Jack Sanford: “A Damn Good Buick”

These are dark days for San Francisco Giants fans. Since August, they have had a growing sense of dread that 2011 just wasn’t going to be another miracle year. Missing from their late season roster are not only the high profile Buster Posey, Freddie Sanchez and Brian Wilson but also others who played important roles last year like Nate Schierholtz and Jeremy Affeldt.

As I watched Tim Lincecum Sunday in his final outing, I was reminded of Jack Sanford another bulldog Giants’ pitcher. Although Sanford was the Giants’ losing pitcher in the 1962 seventh game against the New York Yankees, he was one of the best of his era.

Sanford, a right-hander, also pitched for the Philadelphia Phillies, the California Angels and the Kansas City Athletics in his 12-year major career during which he posted a 137-101 record with a 3.69 earned run average.

In his 1957 Rookie of the Year season with the Phillies, Sanford notched a 19-8 record with a league leading 188 strike outs. But Sanford suffered a sophomore jinx and went 10-13 in 1958. Then a post-season trade sent Sanford to San Francisco for pitcher Ruben Gomez and catcher Valmy Thomas in what turned out to be a great deal for the Giants and Sanford.

Sanford pitched seven solid years for the Giants and had his best year in 1962 when he went 24-8, winning 16 straight games and leading the Giants to their first pennant in San Francisco. The Giants beat the Dodgers in a best-of-three playoff series.

During the World Series, Sanford pitched three games against the Yankees whose roster included Roger Maris and Mickey Mantle. Sanford went 1-2 with a 1.93 ERA. He pitched a three-hit 2-0 shutout in Game 2 and struck out 10 in a 5-3 loss in Game 5.

Game 7 was one of the greatest pitching duels in World Series history. While Ralph Terry carried a perfect game into the sixth inning and a two-hit shutout into the ninth, Sanford was almost as effective. He gave up seven hits in seven innings, the only run coming on a 6-4-3 double play in the fifth inning when Tony Kubek grounded to Jose Pagan to Chuck Hiller to Willie McCovey. For Terry, who won 23 games, his masterpiece redeemed him personally for the 1960 gopher ball he served up to the Pittsburgh Pirates’ Bill Mazeroski.

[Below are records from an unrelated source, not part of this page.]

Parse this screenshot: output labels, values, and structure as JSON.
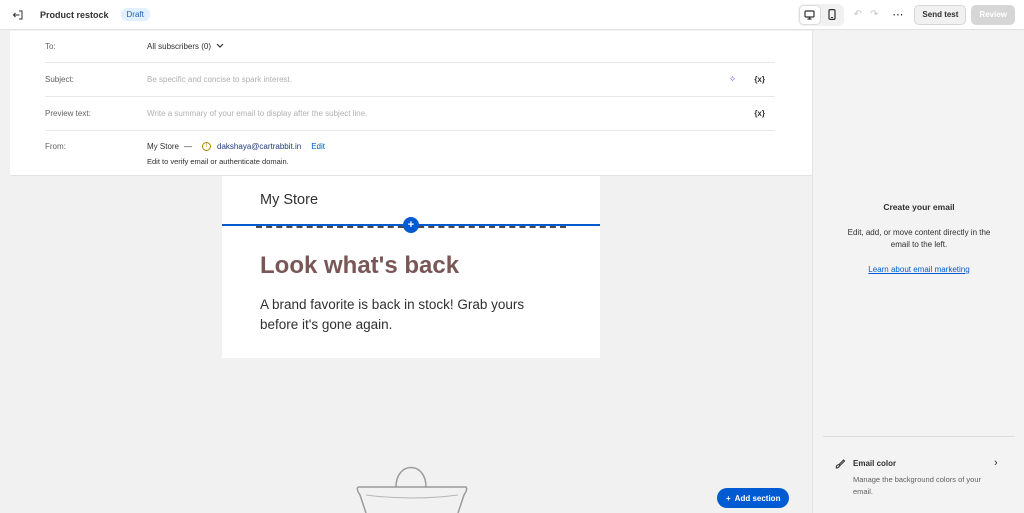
{
  "topbar": {
    "title": "Product restock",
    "status_badge": "Draft",
    "send_test_label": "Send test",
    "review_label": "Review",
    "more_label": "⋯"
  },
  "header": {
    "to_label": "To:",
    "to_value": "All subscribers (0)",
    "subject_label": "Subject:",
    "subject_placeholder": "Be specific and concise to spark interest.",
    "preview_label": "Preview text:",
    "preview_placeholder": "Write a summary of your email to display after the subject line.",
    "variable_label": "{x}",
    "from_label": "From:",
    "from_name": "My Store",
    "from_separator": "—",
    "from_email": "dakshaya@cartrabbit.in",
    "edit_label": "Edit",
    "from_hint": "Edit to verify email or authenticate domain."
  },
  "email": {
    "store_name": "My Store",
    "headline": "Look what's back",
    "body": "A brand favorite is back in stock! Grab yours before it's gone again."
  },
  "canvas": {
    "add_section_label": "Add section"
  },
  "panel": {
    "title": "Create your email",
    "description": "Edit, add, or move content directly in the email to the left.",
    "link": "Learn about email marketing",
    "email_color_title": "Email color",
    "email_color_desc": "Manage the background colors of your email."
  },
  "colors": {
    "accent": "#005bd3",
    "headline": "#7a5656"
  }
}
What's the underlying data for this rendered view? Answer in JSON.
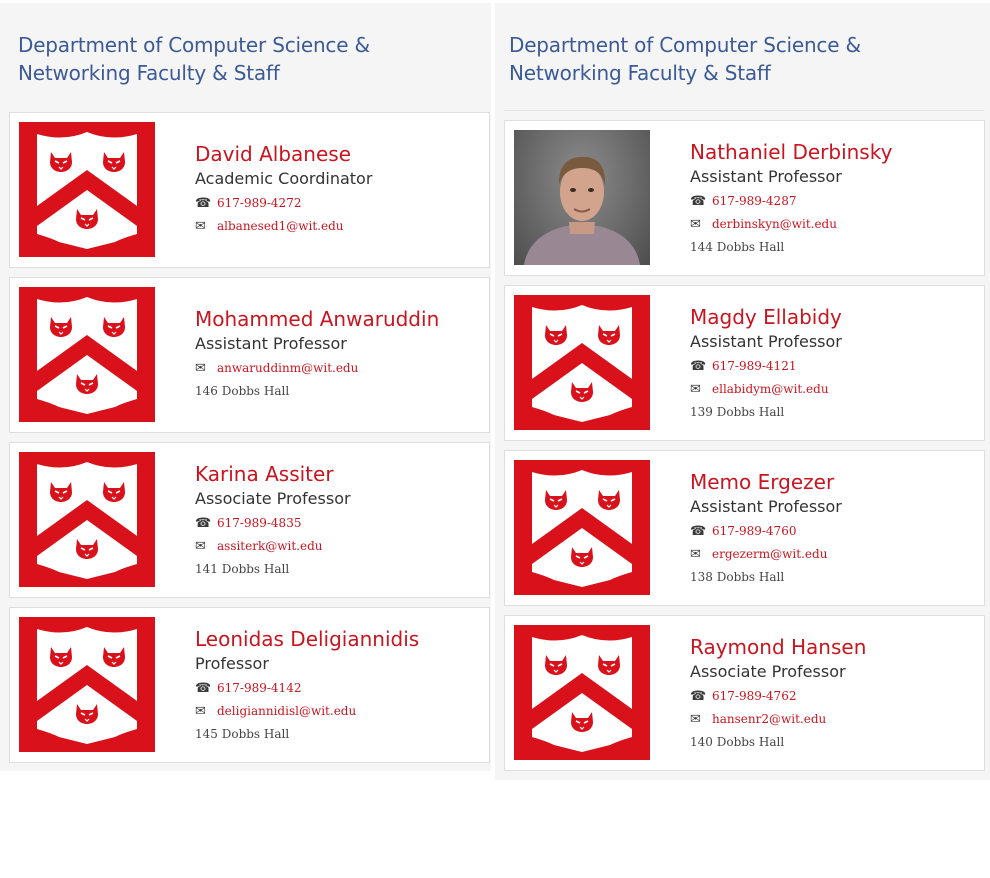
{
  "left": {
    "heading": "Department of Computer Science & Networking Faculty & Staff",
    "people": [
      {
        "name": "David Albanese",
        "title": "Academic Coordinator",
        "phone": "617-989-4272",
        "email": "albanesed1@wit.edu",
        "location": ""
      },
      {
        "name": "Mohammed Anwaruddin",
        "title": "Assistant Professor",
        "phone": "",
        "email": "anwaruddinm@wit.edu",
        "location": "146 Dobbs Hall"
      },
      {
        "name": "Karina Assiter",
        "title": "Associate Professor",
        "phone": "617-989-4835",
        "email": "assiterk@wit.edu",
        "location": "141 Dobbs Hall"
      },
      {
        "name": "Leonidas Deligiannidis",
        "title": "Professor",
        "phone": "617-989-4142",
        "email": "deligiannidisl@wit.edu",
        "location": "145 Dobbs Hall"
      }
    ]
  },
  "right": {
    "heading": "Department of Computer Science & Networking Faculty & Staff",
    "people": [
      {
        "name": "Nathaniel Derbinsky",
        "title": "Assistant Professor",
        "phone": "617-989-4287",
        "email": "derbinskyn@wit.edu",
        "location": "144 Dobbs Hall"
      },
      {
        "name": "Magdy Ellabidy",
        "title": "Assistant Professor",
        "phone": "617-989-4121",
        "email": "ellabidym@wit.edu",
        "location": "139 Dobbs Hall"
      },
      {
        "name": "Memo Ergezer",
        "title": "Assistant Professor",
        "phone": "617-989-4760",
        "email": "ergezerm@wit.edu",
        "location": "138 Dobbs Hall"
      },
      {
        "name": "Raymond Hansen",
        "title": "Associate Professor",
        "phone": "617-989-4762",
        "email": "hansenr2@wit.edu",
        "location": "140 Dobbs Hall"
      }
    ]
  },
  "icons": {
    "phone": "phone-icon",
    "email": "envelope-icon",
    "logo": "wit-crest-logo"
  },
  "colors": {
    "heading": "#3c5a96",
    "accent": "#c8151f",
    "crest": "#d8111b"
  }
}
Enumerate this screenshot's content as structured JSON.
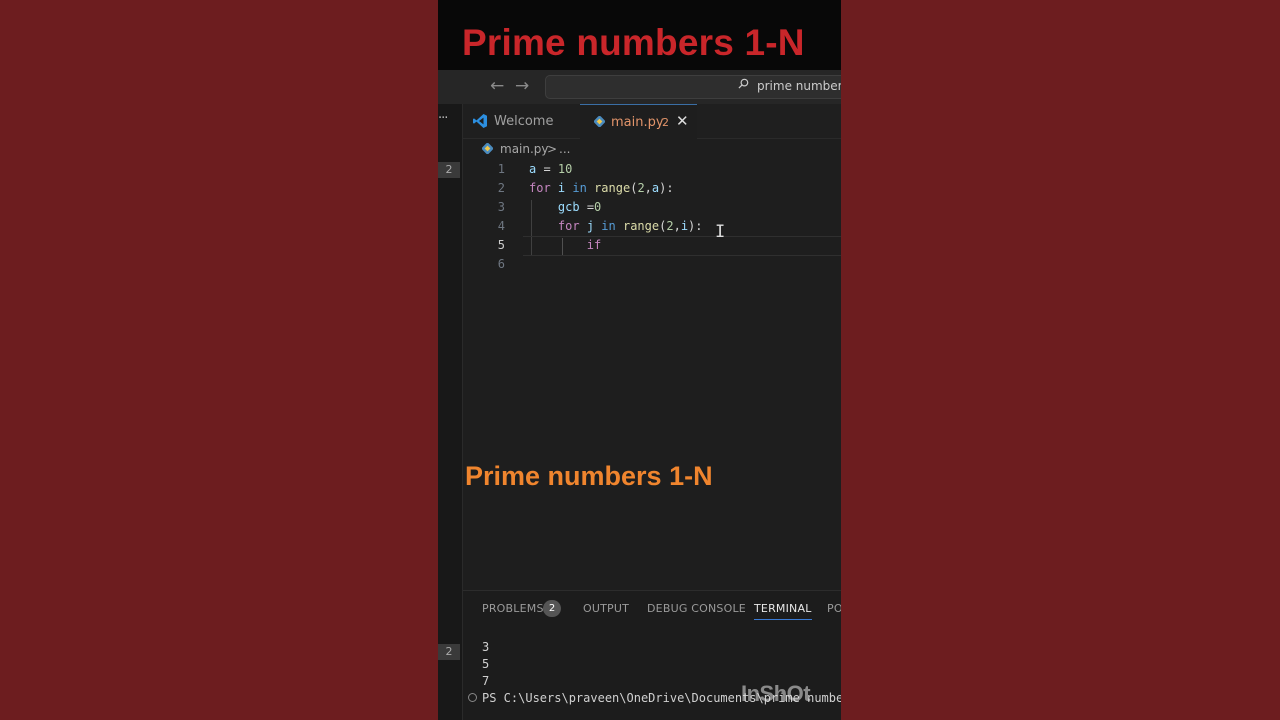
{
  "video": {
    "title": "Prime numbers 1-N",
    "caption": "Prime numbers 1-N",
    "watermark": "InShOt"
  },
  "command_bar": {
    "back_icon": "arrow-left-icon",
    "forward_icon": "arrow-right-icon",
    "search_text": "prime number"
  },
  "activity_bar": {
    "more": "···",
    "badge_top": "2",
    "badge_bottom": "2"
  },
  "tabs": [
    {
      "label": "Welcome",
      "icon": "vscode-icon"
    },
    {
      "label": "main.py",
      "count": "2",
      "icon": "python-file-icon",
      "close": "✕"
    }
  ],
  "breadcrumb": {
    "file": "main.py",
    "separator": ">",
    "ellipsis": "..."
  },
  "editor": {
    "line_numbers": [
      "1",
      "2",
      "3",
      "4",
      "5",
      "6"
    ],
    "active_line": "5"
  },
  "panel": {
    "tabs": {
      "problems": "PROBLEMS",
      "problems_count": "2",
      "output": "OUTPUT",
      "debug": "DEBUG CONSOLE",
      "terminal": "TERMINAL",
      "more": "PO"
    },
    "terminal_lines": [
      "3",
      "5",
      "7"
    ],
    "prompt": "PS C:\\Users\\praveen\\OneDrive\\Documents\\prime numbe"
  },
  "colors": {
    "background": "#6d1d1f",
    "title_red": "#c9262a",
    "caption_orange": "#f0852e",
    "editor_bg": "#1e1e1e",
    "tab_active_label": "#e2946a"
  }
}
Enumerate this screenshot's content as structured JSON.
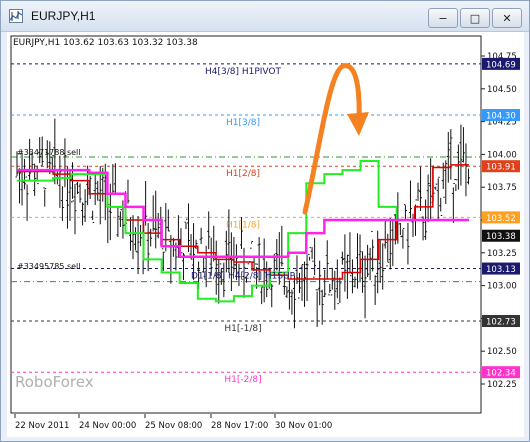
{
  "window": {
    "title": "EURJPY,H1",
    "minimize_label": "−",
    "maximize_label": "□",
    "close_label": "✕"
  },
  "chart": {
    "header": "EURJPY,H1  103.62 103.63 103.32 103.38",
    "watermark": "RoboForex",
    "price_labels": [
      {
        "text": "104.75",
        "price": 104.75
      },
      {
        "text": "104.50",
        "price": 104.5
      },
      {
        "text": "104.25",
        "price": 104.25
      },
      {
        "text": "104.00",
        "price": 104.0
      },
      {
        "text": "103.75",
        "price": 103.75
      },
      {
        "text": "103.50",
        "price": 103.5
      },
      {
        "text": "103.25",
        "price": 103.25
      },
      {
        "text": "103.00",
        "price": 103.0
      },
      {
        "text": "102.75",
        "price": 102.75
      },
      {
        "text": "102.50",
        "price": 102.5
      },
      {
        "text": "102.25",
        "price": 102.25
      }
    ],
    "time_labels": [
      "22 Nov 2011",
      "24 Nov 00:00",
      "25 Nov 08:00",
      "28 Nov 17:00",
      "30 Nov 01:00"
    ],
    "levels": [
      {
        "price": 104.69,
        "label": "H4[3/8] H1PIVOT",
        "badge": "104.69",
        "color": "#1a1a6e",
        "badge_bg": "#1a1a6e",
        "badge_fg": "#ffffff",
        "dash": "3,3"
      },
      {
        "price": 104.3,
        "label": "H1[3/8]",
        "badge": "104.30",
        "color": "#3399ff",
        "badge_bg": "#3399ff",
        "badge_fg": "#ffffff",
        "dash": "3,3"
      },
      {
        "price": 103.91,
        "label": "H1[2/8]",
        "badge": "103.91",
        "color": "#e0401a",
        "badge_bg": "#e0401a",
        "badge_fg": "#ffffff",
        "dash": "3,3"
      },
      {
        "price": 103.52,
        "label": "H1[1/8]",
        "badge": "103.52",
        "color": "#ffa020",
        "badge_bg": "#ffa020",
        "badge_fg": "#ffffff",
        "dash": "3,3"
      },
      {
        "price": 103.13,
        "label": "D1[1/8] H4[2/8] H1SUP",
        "badge": "103.13",
        "color": "#1a1a6e",
        "badge_bg": "#1a1a6e",
        "badge_fg": "#ffffff",
        "dash": "3,3"
      },
      {
        "price": 102.73,
        "label": "H1[-1/8]",
        "badge": "102.73",
        "color": "#333333",
        "badge_bg": "#333333",
        "badge_fg": "#ffffff",
        "dash": "3,3"
      },
      {
        "price": 102.34,
        "label": "H1[-2/8]",
        "badge": "102.34",
        "color": "#ff33cc",
        "badge_bg": "#ff33cc",
        "badge_fg": "#ffffff",
        "dash": "3,3"
      }
    ],
    "current_price": {
      "price": 103.38,
      "badge": "103.38",
      "badge_bg": "#111111",
      "badge_fg": "#ffffff"
    },
    "green_levels": [
      103.98,
      103.03
    ],
    "orders": [
      {
        "text": "#33471788 sell",
        "price": 103.98
      },
      {
        "text": "#33495785 sell",
        "price": 103.11
      }
    ],
    "colors": {
      "bars": "#111111",
      "green_line": "#22ee22",
      "magenta_line": "#ff22ee",
      "red_line": "#dd0000",
      "arrow": "#f58220",
      "grid_green": "#2a9a2a"
    },
    "price_min": 102.15,
    "price_max": 104.85,
    "bars_count": 180,
    "red_line": [
      103.87,
      103.87,
      103.85,
      103.8,
      103.7,
      103.6,
      103.5,
      103.4,
      103.35,
      103.3,
      103.25,
      103.2,
      103.18,
      103.12,
      103.08,
      103.05,
      103.05,
      103.05,
      103.1,
      103.2,
      103.35,
      103.5,
      103.6,
      103.9,
      103.92
    ],
    "magenta_line": [
      103.88,
      103.88,
      103.88,
      103.88,
      103.86,
      103.7,
      103.6,
      103.5,
      103.3,
      103.22,
      103.22,
      103.22,
      103.22,
      103.22,
      103.22,
      103.25,
      103.4,
      103.5,
      103.5,
      103.5,
      103.5,
      103.5,
      103.5,
      103.5,
      103.5
    ],
    "green_line": [
      103.8,
      103.8,
      103.82,
      103.85,
      103.85,
      103.6,
      103.4,
      103.2,
      103.1,
      103.02,
      102.9,
      102.88,
      102.92,
      103.0,
      103.1,
      103.4,
      103.78,
      103.85,
      103.88,
      103.95,
      103.6,
      103.5,
      103.5,
      103.5,
      103.5
    ]
  }
}
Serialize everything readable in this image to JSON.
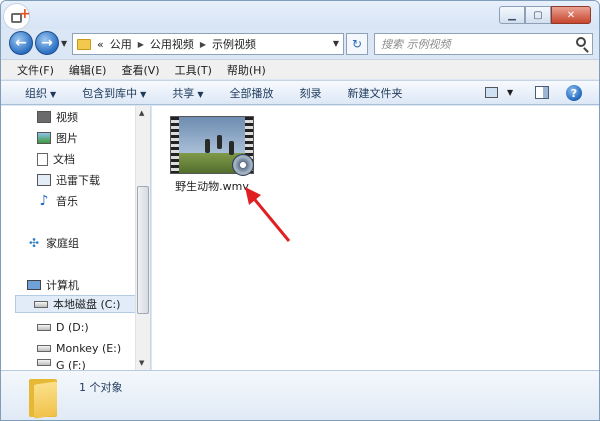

In a play that longtime Giants have indelibly etched in their memories, McCovey lined out to second baseman Bobby Richardson to end the game with runners stranded on second and third.

Sanford, who pitched more than 200 innings in each of his first five seasons with San Francisco and topped the National League with 42 starts in 1963, suffered a shoulder injury in 1964 that limited him to 18 games. In 1965, the Giants traded Sanford to the California Angels. Moved to the bullpen, Sanford recorded a league-high 12 wins in relief in 1966.

An excellent hitting pitcher, Sanford went all out on the base paths. “It seemed like he hit a triple in about five games one year, and every time, (reliever) Stu Miller got ready to come in,” retired San Francisco Chronicle baseball writer Bob Stevens once said. “He knew Sanford would be exhausted.”

When Sanford, a notoriously tough competitor, lost a game beat reporters never approached him.

Stevens came up with the classic line that compared Sanford to an automobile.

Here’s the whole quote:

Sanford didn’t get a lot of credit because he wasn’t a classic-looking pitcher. He was a bulky guy who would be a small-size right tackle on the football team. He wasn’t delicate. He was out there to throw the baseball and he did it well. He wasn’t afraid to brush back a hitter. He was an old-school pitcher. He wasn’t a Cadillac but he was a damn good Buick.